Watts has made frequent television appearances, performing with the New York Philharmonic, Boston Symphony, Philadelphia Orchestra, Mostly Mozart Festival Orchestra, and Chamber Music Society of Lincoln Center. His 1976 New York recital, which aired on Live from Lincoln Center, was the first full-length recital broadcast in the history of television, and his performance at the thirty-eighth Casals Festival in Puerto Rico was nominated for an Emmy Award for Outstanding Individual Achievement in Cultural Programming.
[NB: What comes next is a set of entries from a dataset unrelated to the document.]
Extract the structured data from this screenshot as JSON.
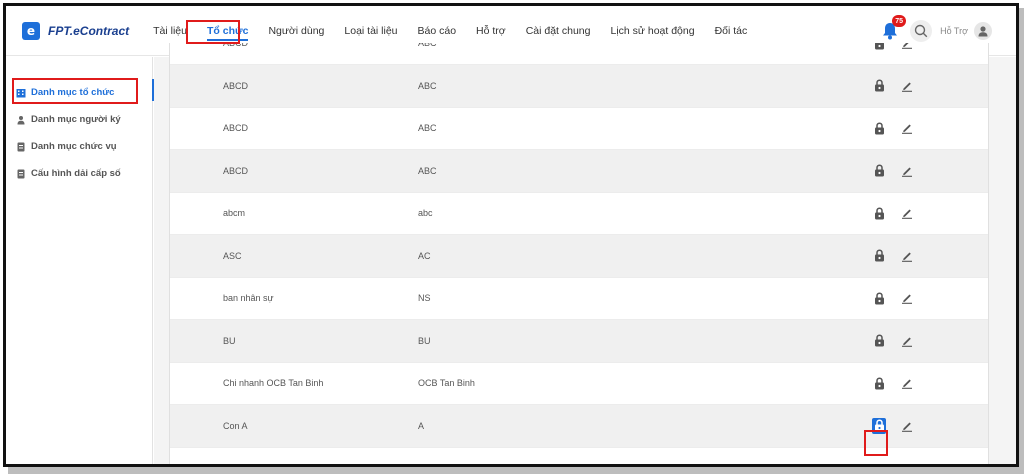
{
  "app": {
    "logo_letter": "e",
    "name": "FPT.eContract"
  },
  "nav": {
    "items": [
      {
        "label": "Tài liệu",
        "active": false
      },
      {
        "label": "Tổ chức",
        "active": true
      },
      {
        "label": "Người dùng",
        "active": false
      },
      {
        "label": "Loại tài liệu",
        "active": false
      },
      {
        "label": "Báo cáo",
        "active": false
      },
      {
        "label": "Hỗ trợ",
        "active": false
      },
      {
        "label": "Cài đặt chung",
        "active": false
      },
      {
        "label": "Lịch sử hoạt động",
        "active": false
      },
      {
        "label": "Đối tác",
        "active": false
      }
    ]
  },
  "header_right": {
    "notification_count": "75",
    "user_label": "Hỗ Trợ",
    "icons": [
      "bell-icon",
      "search-icon",
      "user-avatar-icon"
    ]
  },
  "sidebar": {
    "items": [
      {
        "label": "Danh mục tổ chức",
        "icon": "building-icon",
        "active": true
      },
      {
        "label": "Danh mục người ký",
        "icon": "person-icon",
        "active": false
      },
      {
        "label": "Danh mục chức vụ",
        "icon": "document-icon",
        "active": false
      },
      {
        "label": "Cấu hình dải cấp số",
        "icon": "document-icon",
        "active": false
      }
    ]
  },
  "table": {
    "rows": [
      {
        "name": "ABCD",
        "code": "ABC",
        "locked_highlight": false
      },
      {
        "name": "ABCD",
        "code": "ABC",
        "locked_highlight": false
      },
      {
        "name": "ABCD",
        "code": "ABC",
        "locked_highlight": false
      },
      {
        "name": "ABCD",
        "code": "ABC",
        "locked_highlight": false
      },
      {
        "name": "abcm",
        "code": "abc",
        "locked_highlight": false
      },
      {
        "name": "ASC",
        "code": "AC",
        "locked_highlight": false
      },
      {
        "name": "ban nhân sự",
        "code": "NS",
        "locked_highlight": false
      },
      {
        "name": "BU",
        "code": "BU",
        "locked_highlight": false
      },
      {
        "name": "Chi nhanh OCB Tan Binh",
        "code": "OCB Tan Binh",
        "locked_highlight": false
      },
      {
        "name": "Con A",
        "code": "A",
        "locked_highlight": true
      }
    ],
    "row_icons": [
      "lock-icon",
      "edit-icon"
    ]
  },
  "colors": {
    "accent": "#1e6fd9",
    "highlight_border": "#e01b1b",
    "badge": "#e01b1b"
  }
}
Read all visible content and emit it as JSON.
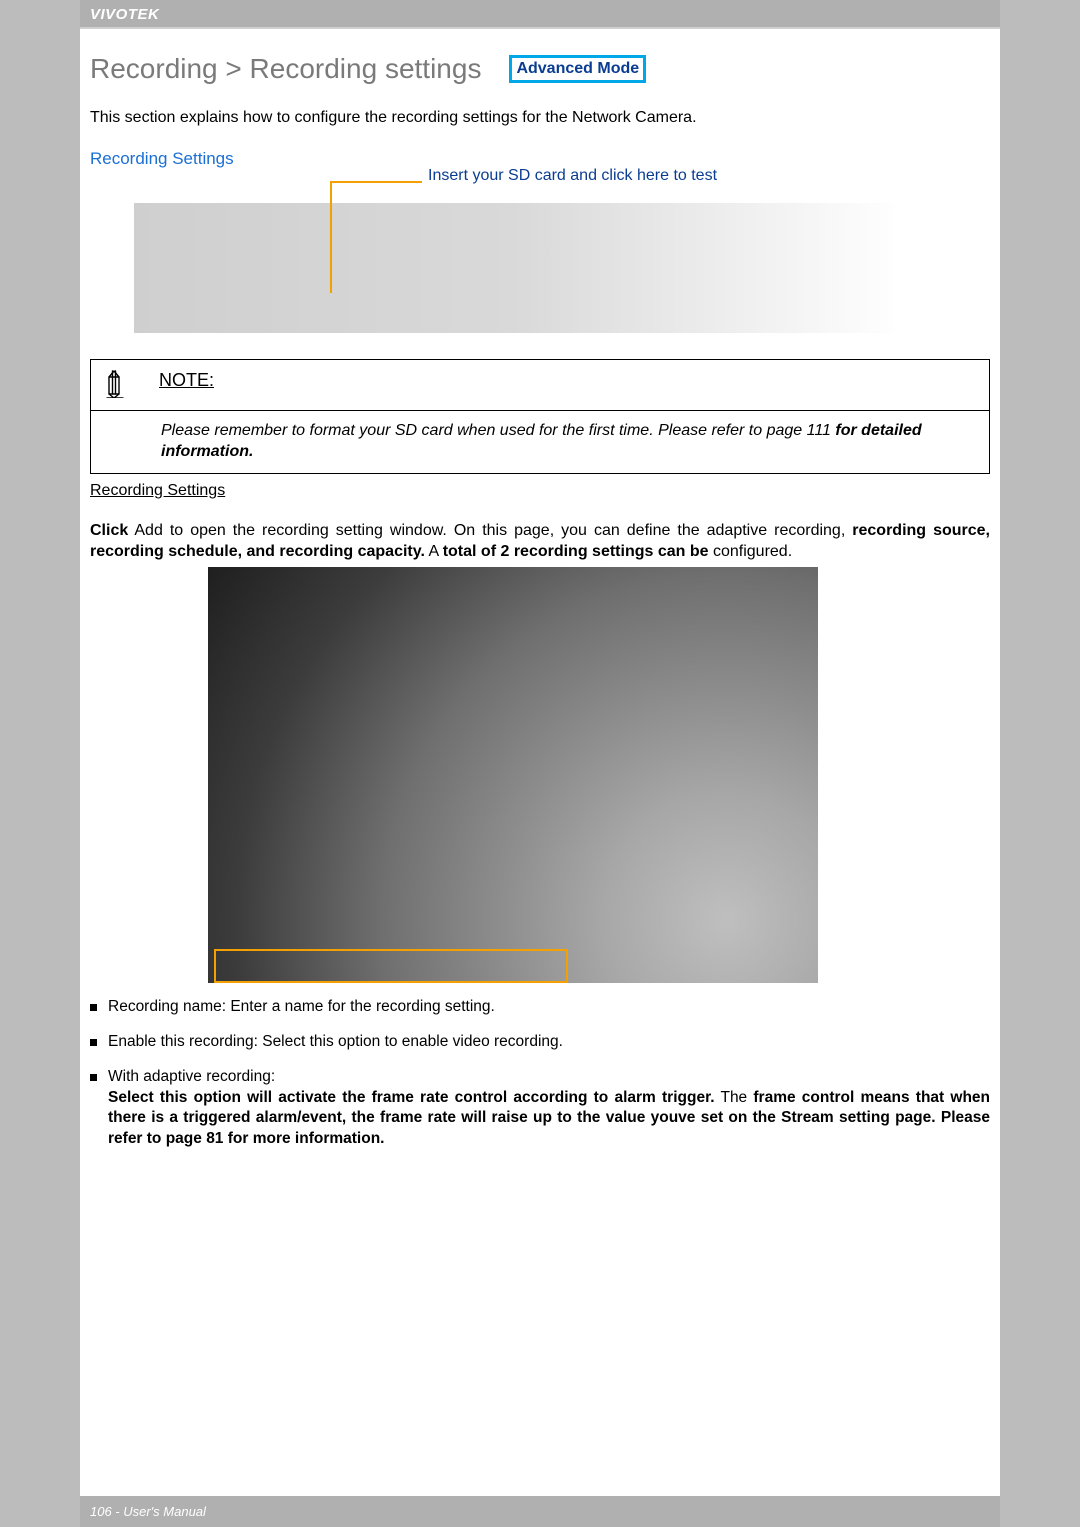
{
  "header": {
    "brand": "VIVOTEK"
  },
  "title": "Recording > Recording settings",
  "badge": "Advanced Mode",
  "intro": "This section explains how to configure the recording settings for the Network Camera.",
  "section_link": "Recording Settings",
  "insert_link": "Insert your SD card and click here to test",
  "note": {
    "title": "NOTE:",
    "body_plain": "Please remember to format your SD card when used for the first time. Please refer to page 111 ",
    "body_bold": "for detailed information."
  },
  "rs_heading": "Recording Settings",
  "para": {
    "p1_b1": "Click",
    "p1_t1": " Add  to open the recording setting window. On this page, you can define the adaptive recording, ",
    "p1_b2": "recording source, recording schedule, and recording capacity.",
    "p1_t2": " A ",
    "p1_b3": "total of 2 recording settings can be",
    "p1_t3": " configured."
  },
  "bullets": {
    "b1": "Recording name: Enter a name for the recording setting.",
    "b2": "Enable this recording: Select this option to enable video recording.",
    "b3_lead": "With adaptive recording:",
    "b3_bold1": "Select this option will activate the frame rate control according to alarm trigger.",
    "b3_plain1": " The ",
    "b3_bold2": "frame control means that when there is a triggered alarm/event, the frame rate will raise up to the value youve set on the Stream setting page. Please refer to page 81 for more information."
  },
  "footer": "106 - User's Manual"
}
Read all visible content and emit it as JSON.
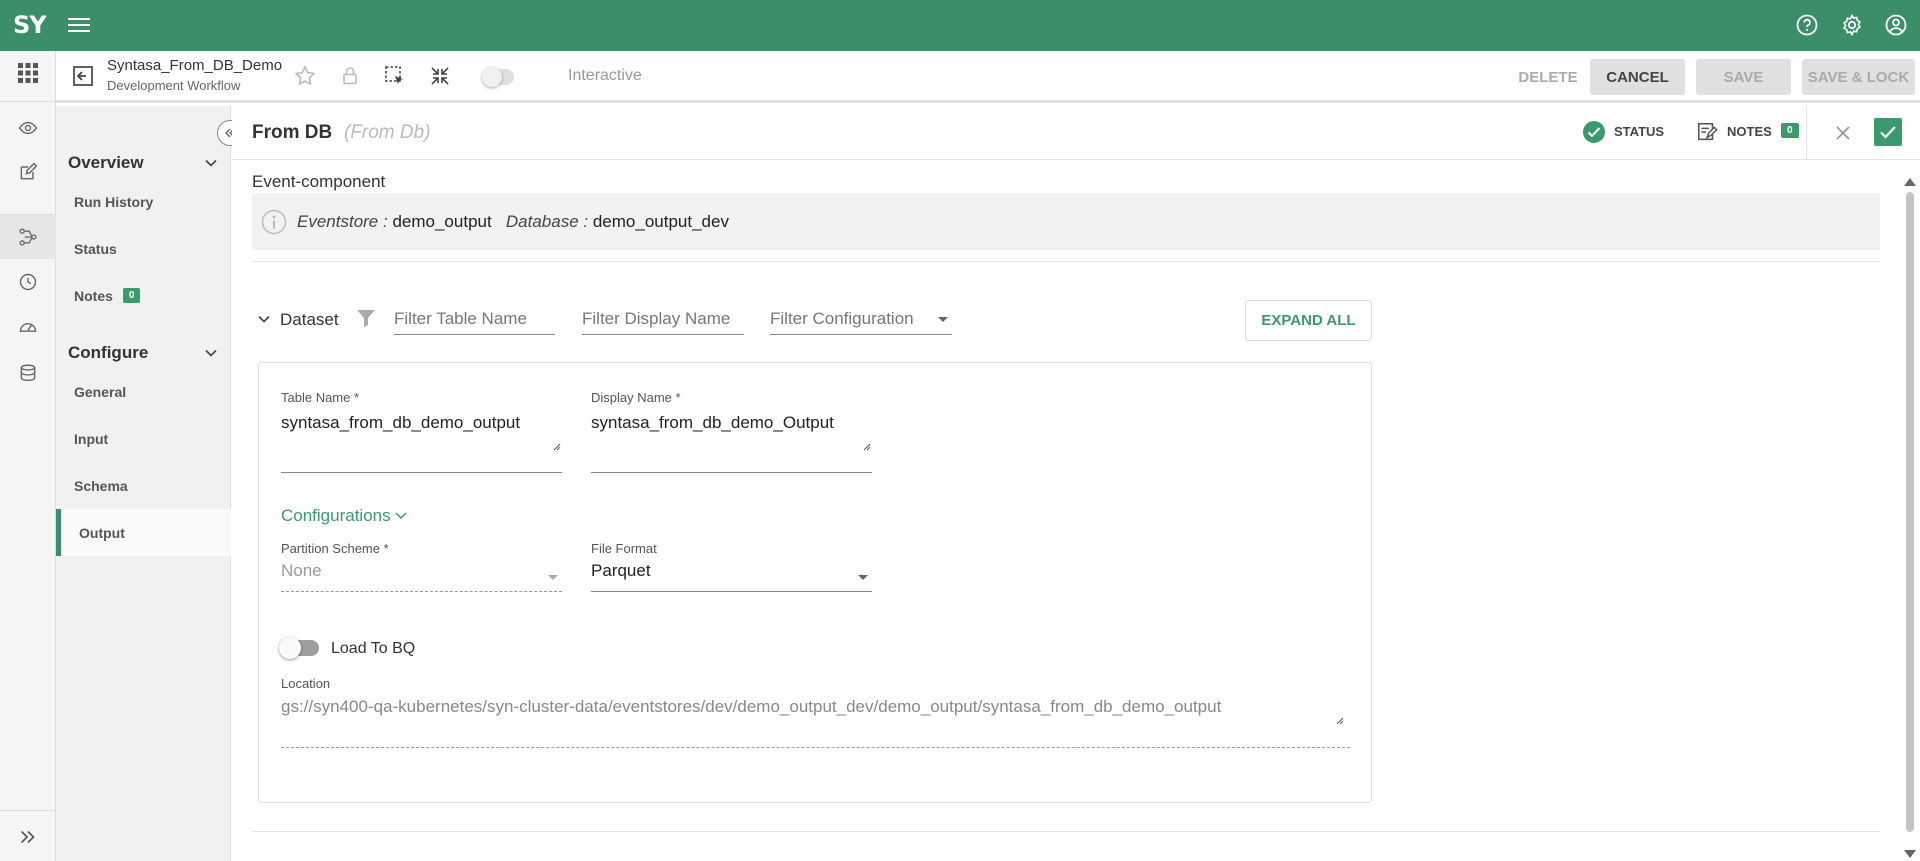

A much-honored artist, Watts received the 1988 Avery Fisher Prize, one of the top individual honors for an American classical musician. At age 26, he was the youngest person ever to receive an honorary doctorate from Yale University, and he has received numerous such honors from many of the nation’s most respected conservatories. In 1984, the Peabody Conservatory of Music at Johns Hopkins University honored him with its Distinguished Alumni Award.
As part of his extensive discography, he is included in the Great Pianists of the 20th Century series for Philips.
Recent and international engagements include concerto and recital appearances in Japan, Hong Kong, Germany, and Spain.
The Orpheus Chamber Orchestra with André Watts
The Orpheus Chamber Orchestra is one of the world’s foremost chamber orchestras and will return to the Lied for the first time since 1999! Based in New York City, this unique group performs as a unified ensemble without a conductor and will be joined at the Lied by superstar pianist André Watts.